For those few glioblastomas with extraneural metastases, only palliative therapy is available when they cause symptoms although the detection of extraneural metastases is important for prediction of short survival. More discrete areas of tumor in extraneural sites such as bone can be treated with focal radiation. Soft tissue metastases sometimes respond in dramatic fashion to systemic chemotherapy (10). We decided to introduce chemotherapeutic agents to this patient because surgery was not considered any more. Steinbok et al. (12) reported that cervical tumor decreased in size, indicating sensitivity to lomustine, but intracranial tumor was not responded, as in our case. Possible explanations of this phenomenon are inadequate drug delivery to the intracranial tumor, different sensitivities of intracranial and extraneural tumors, or a combination of these factors. Whereas the primary intracranial glioblastoma was made up of large and small cells, the metastatic tumor contained only small cell population. Therefore, small cell population of the glioblastoma might be more sensitive to the chemotherapeutic agents than was the brain tumor as a whole (12).
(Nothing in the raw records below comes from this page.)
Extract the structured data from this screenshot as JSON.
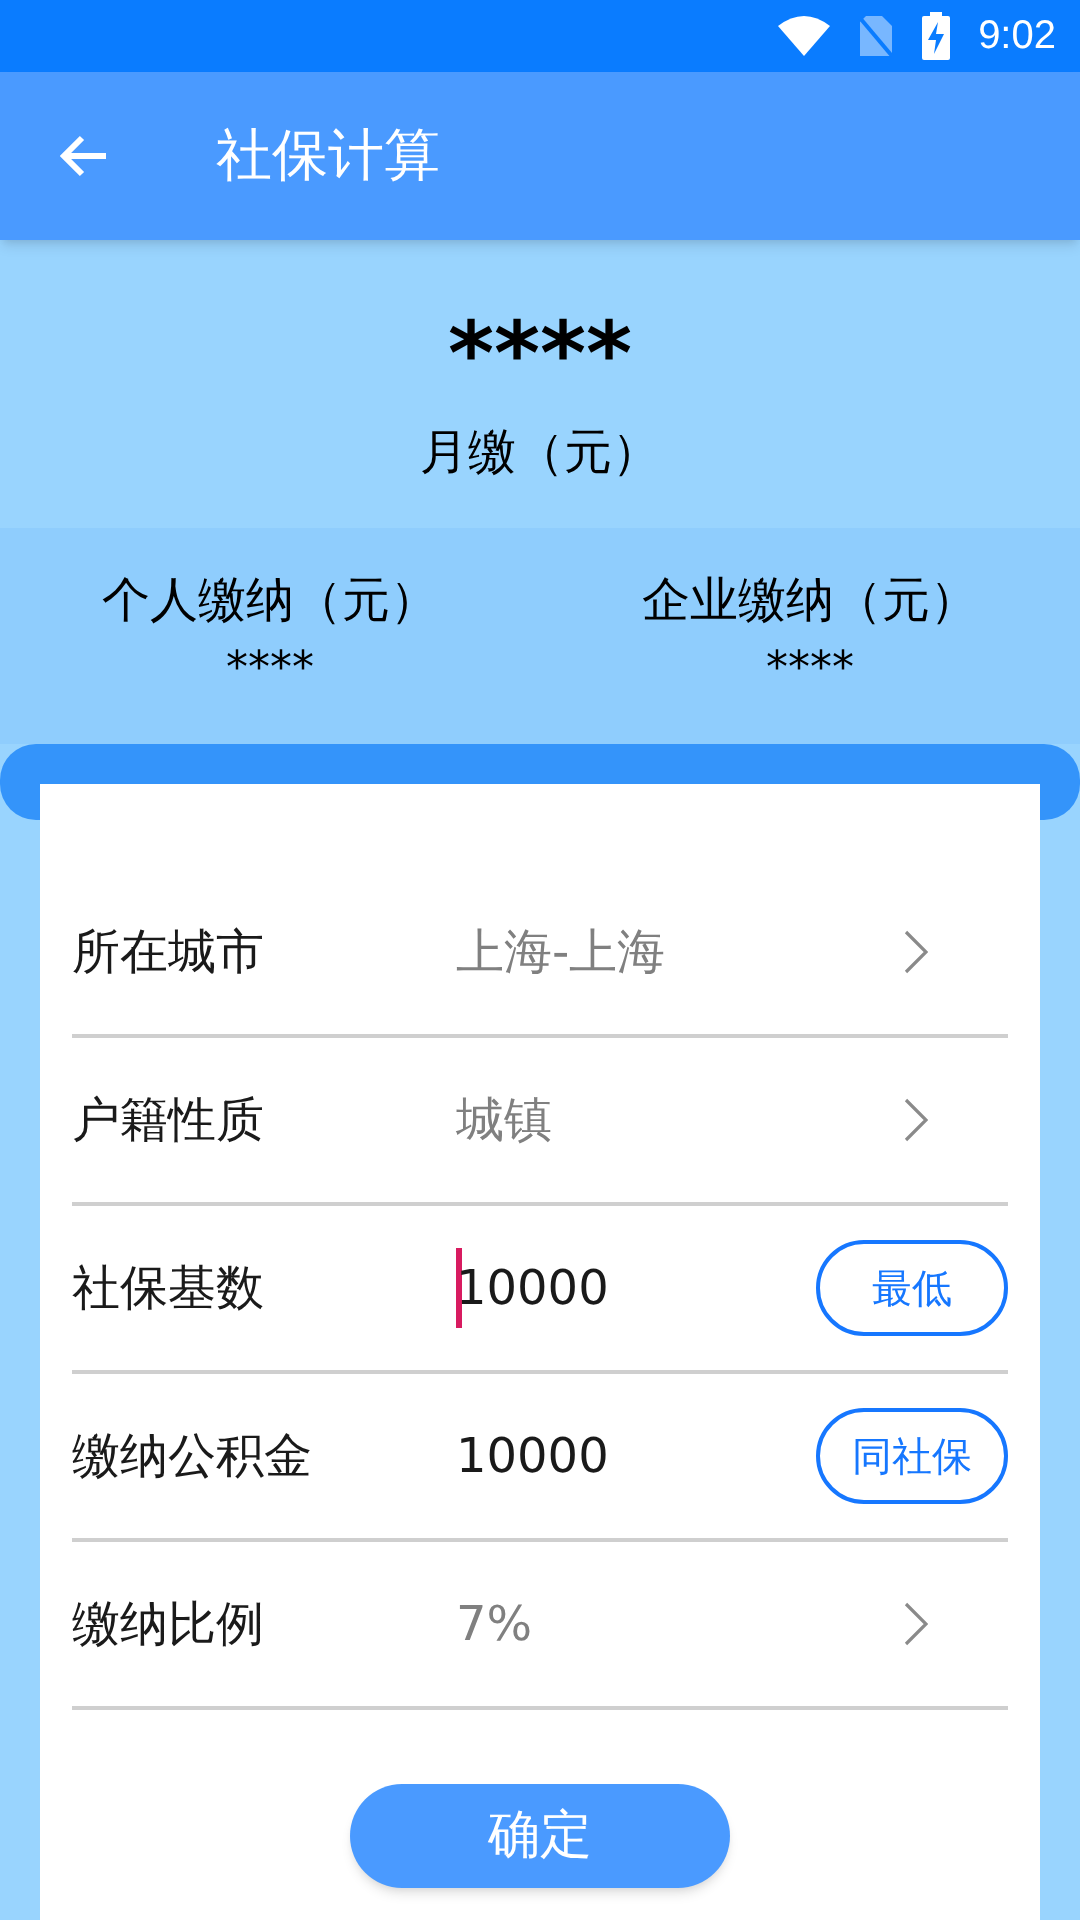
{
  "status_bar": {
    "time": "9:02"
  },
  "app_bar": {
    "title": "社保计算"
  },
  "summary": {
    "amount": "****",
    "label": "月缴（元）"
  },
  "breakdown": [
    {
      "label": "个人缴纳（元）",
      "value": "****"
    },
    {
      "label": "企业缴纳（元）",
      "value": "****"
    }
  ],
  "form": {
    "rows": [
      {
        "kind": "select",
        "label": "所在城市",
        "value": "上海-上海"
      },
      {
        "kind": "select",
        "label": "户籍性质",
        "value": "城镇"
      },
      {
        "kind": "input",
        "label": "社保基数",
        "value": "10000",
        "focused": true,
        "action": "最低"
      },
      {
        "kind": "input",
        "label": "缴纳公积金",
        "value": "10000",
        "focused": false,
        "action": "同社保"
      },
      {
        "kind": "select",
        "label": "缴纳比例",
        "value": "7%"
      }
    ],
    "submit": "确定"
  }
}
Presumably, extraneural spread to cervical lymph node developed through the lymphatic system from the scalp mass after repeated craniotomies in this patient. We think that fine needle aspiration and cytology is a simple and reliable diagnostic method and chemotherapy may be helpful in metastatic glioblastoma. To reveal the reason of different response to the chemotherapy between intracranial and metastatic glioblastoma, more clinical studies are needed.